- Industry
Wars, Old Men And Very Few Laughs
The 71st Venice Film Festival came to a close Saturday night with lions and coppa volpis going to a wide array of winners. A recap of the world’s oldest festival.
Depressing is not a word usually applied to Venice, an easy-going festival with perfect access, great surroundings and delicious food. But as sweet as the dolci outside, what played inside the screening theaters was for the most part bleak and sad. Venice started off with the dark comedy Birdman but descended into real darkness only a day later.
Fatih Akin presented The Cut a film on the Armenian genocide, Amos Gitai brought Tsili, where the scenes of fighting soldiers dominate the background through almost the entire film even though you hardly ever see them. Gitai fared better with his segment in the directing ensemble piece Words With Gods (more on that later). Joshua Oppenheimer’s documentary The Look of Silence, a sort of follow up to his Act of Killing, was no laughing matter, either. Ethan Hawke excelled in Andrew Niccol’s Good Kill as a drone pilot looking for redemption, but the film, after starting off well, disappointed with its ending. And then there was Shinya Tsukamoto’s Nobi: Fires on the Plain with starving soldiers driven to madness. Viggo Mortensen played a teacher drawn into Algeria’s battle for independence in Far From Men.
One needed a caffè corretto, the strong espresso with a shot of grappa, to get through more than two of these kinds of films per day. The war themes are no surprise said festival director Alberto Barbera – the festival only resembles the state of the world: “We are living in dangerous times.”
The alternative to the atrocities and torture of war seemed to be the problems and sensitivities of (sometimes dirty) old men: Al Pacino as a lovelorn locksmith in Manglehorn, Al Pacino as a washed up actor – where Michael Keaton lit up the screen in Birdman in a similar role, Pacino merely flickered in Barry Levinson’s The Humbling. In Pasolini Abel Ferrara did what he has done better before: delve into the depraved depths of the male soul with his biopic on the Italian poet and filmmaker. And then there was enfant terrible Lars von Trier with part 2 of Nymphomaniac. Europeans were hardly shocked, not because we had seen part 1 but because of all his previous excursions into sexual issues (and because we are not that easily shocked by sex in the first place).

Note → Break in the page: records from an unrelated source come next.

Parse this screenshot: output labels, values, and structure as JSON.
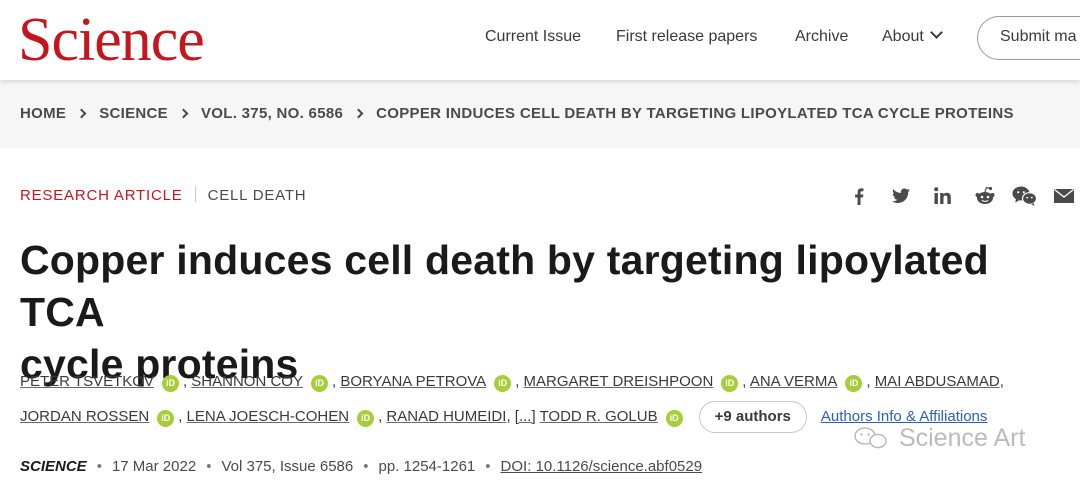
{
  "header": {
    "logo": "Science",
    "nav": [
      "Current Issue",
      "First release papers",
      "Archive",
      "About"
    ],
    "submit_label": "Submit ma"
  },
  "breadcrumb": [
    "HOME",
    "SCIENCE",
    "VOL. 375, NO. 6586",
    "COPPER INDUCES CELL DEATH BY TARGETING LIPOYLATED TCA CYCLE PROTEINS"
  ],
  "article": {
    "type": "RESEARCH ARTICLE",
    "subject": "CELL DEATH",
    "title_line1": "Copper induces cell death by targeting lipoylated TCA",
    "title_line2": "cycle proteins",
    "authors": [
      "PETER TSVETKOV",
      "SHANNON COY",
      "BORYANA PETROVA",
      "MARGARET DREISHPOON",
      "ANA VERMA",
      "MAI ABDUSAMAD",
      "JORDAN ROSSEN",
      "LENA JOESCH-COHEN",
      "RANAD HUMEIDI"
    ],
    "ellipsis": "[...]",
    "last_author": "TODD R. GOLUB",
    "orcid_label": "iD",
    "more_authors": "+9 authors",
    "affiliations_link": "Authors Info & Affiliations",
    "journal": "SCIENCE",
    "date": "17 Mar 2022",
    "volume": "Vol 375, Issue 6586",
    "pages": "pp. 1254-1261",
    "doi": "DOI: 10.1126/science.abf0529"
  },
  "share_icons": [
    "facebook-icon",
    "twitter-icon",
    "linkedin-icon",
    "reddit-icon",
    "wechat-icon",
    "email-icon"
  ],
  "watermark": "Science Art",
  "colors": {
    "brand": "#c4161c",
    "orcid": "#a6ce39",
    "link": "#2c5fb5"
  }
}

Lots of female critics wondered aloud whether the emphasis on male themes and male problems simply had to do with a heavily male dominated festival. As Molly Hassell, the producer of Ami Canaan Mann’s love story Jackie & Ryan pointed out : “I am only one of two female producers in this festival.” And Ami Mann was only one of a handful of female directors, Veronika Franz and Mira Nair (who only made a short, though) among them. Where is Jane Campion when you need her? Campion made a big stink about the lack of women in film as president of the jury in Cannes, but Cannes in comparison had more girl power than Venice.
The question whether or not the sensibilities on screen would have been different with more female voices is tough to answer. More than all the wars fought in the cinemas, it was the economic issues that were a sign of our times. Ramin Bahrani excited viewers with 99 Homes, his scathing critique of the Florida housing crisis. American journalists and all those of us living in the U.S. reacted with anger – not towards the film but towards the misguided politics that caused the crisis in the first place.
There were a few laughs: Peter Bogdanovich’s She’s Funny That Way delighted the audience, as did Jackie & Ryan with Katherine Heigl in her most nuanced performance. 3 Cœurs, a love triangle with Catherine Deneuve, Chiara Mastroianni and Charlotte Gainsbourg disappointed with its conservative direction. And the Golden Lion-winner was the absurdist swedish film A Pidgeon Sat on a Branch Reflecting On Existence (yes, that title !) had garnered lots of chuckles despite its partially bleak tone but laughing out loud was not on the menu in Venice, even though some Italians were howling at Belluscone: Una Storia Siciliana, a documentary on the connection between former prime minister Silvio Berlusconi and the mafia. It was certainly funnier than the other Berlusconi doc La Trattativa that overwhelmed non-Italian audiences with too much information.
The films that stuck and caused thoughtful discussions even days later? Certainly 99 Homes and for me Guillermo Arriaga’s Words With Gods where he recruited 9 directors to film shorts on different religions, among them Gitai, Nair, Alex de la Iglesia and Hector Babenco.